Longtemps, d’ailleurs, ce milieu d’art brutal, cet atelier empli de tableaux violents, était demeuré pour elle un malaise. Elle ne pouvait s’habituer aux nudités vraies des académies, à la réalité crue des études faites en Provence, blessée, répugnée. Surtout elle n’y comprenait rien, grandie dans la tendresse et l’admiration d’un autre art, ces fines aquarelles de sa mère, ces éventails d’une délicatesse de rêve, où des couples lilas flottaient au milieu de jardins bleuâtres. Souvent encore, elle-même s’amusait à de petits paysages d’écolière, deux ou trois motifs toujours répétés, un lac avec une ruine, un moulin battant l’eau d’une rivière, un chalet et des sapins blancs de neige. Et elle s’étonnait : était-ce possible qu’un garçon intelligent peignît d’une façon si déraisonnable, si laide, si fausse ? car elle ne trouvait pas seulement ces réalités d’une hideur de monstres, elle les jugeait aussi en dehors de toute vérité permise. Enfin, il fallait être fou.

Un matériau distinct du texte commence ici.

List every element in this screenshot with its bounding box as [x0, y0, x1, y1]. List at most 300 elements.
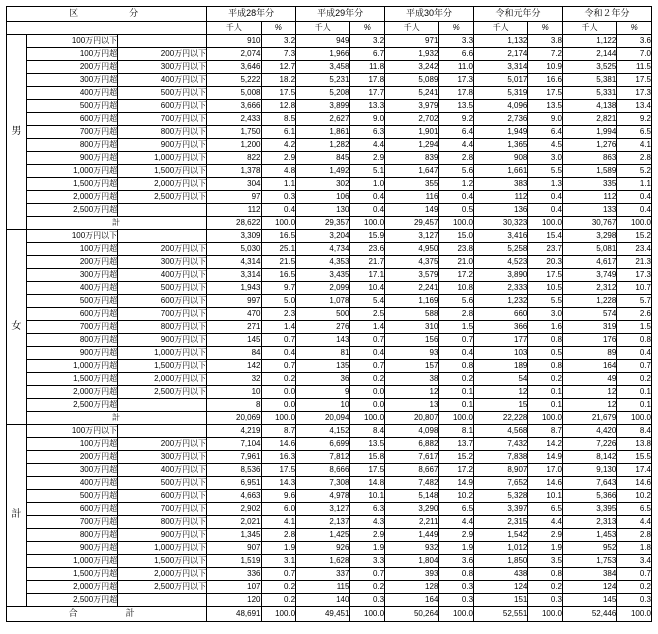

Un jour, Claude voulut absolument voir un petit album, son ancien album de Clermont, dont elle lui avait parlé. Après s’en être longtemps défendu, elle l’apporta, flattée au fond, ayant la vive curiosité de savoir ce qu’il dirait. Lui, le feuilleta en souriant ; et, comme il se taisait, elle murmura la première :

— Vous trouvez ça mauvais, n’est-ce pas ?

— Mais non, répondit-il, c’est innocent. 

Le mot la froissa, malgré le ton bonhomme qui le rendait aimable.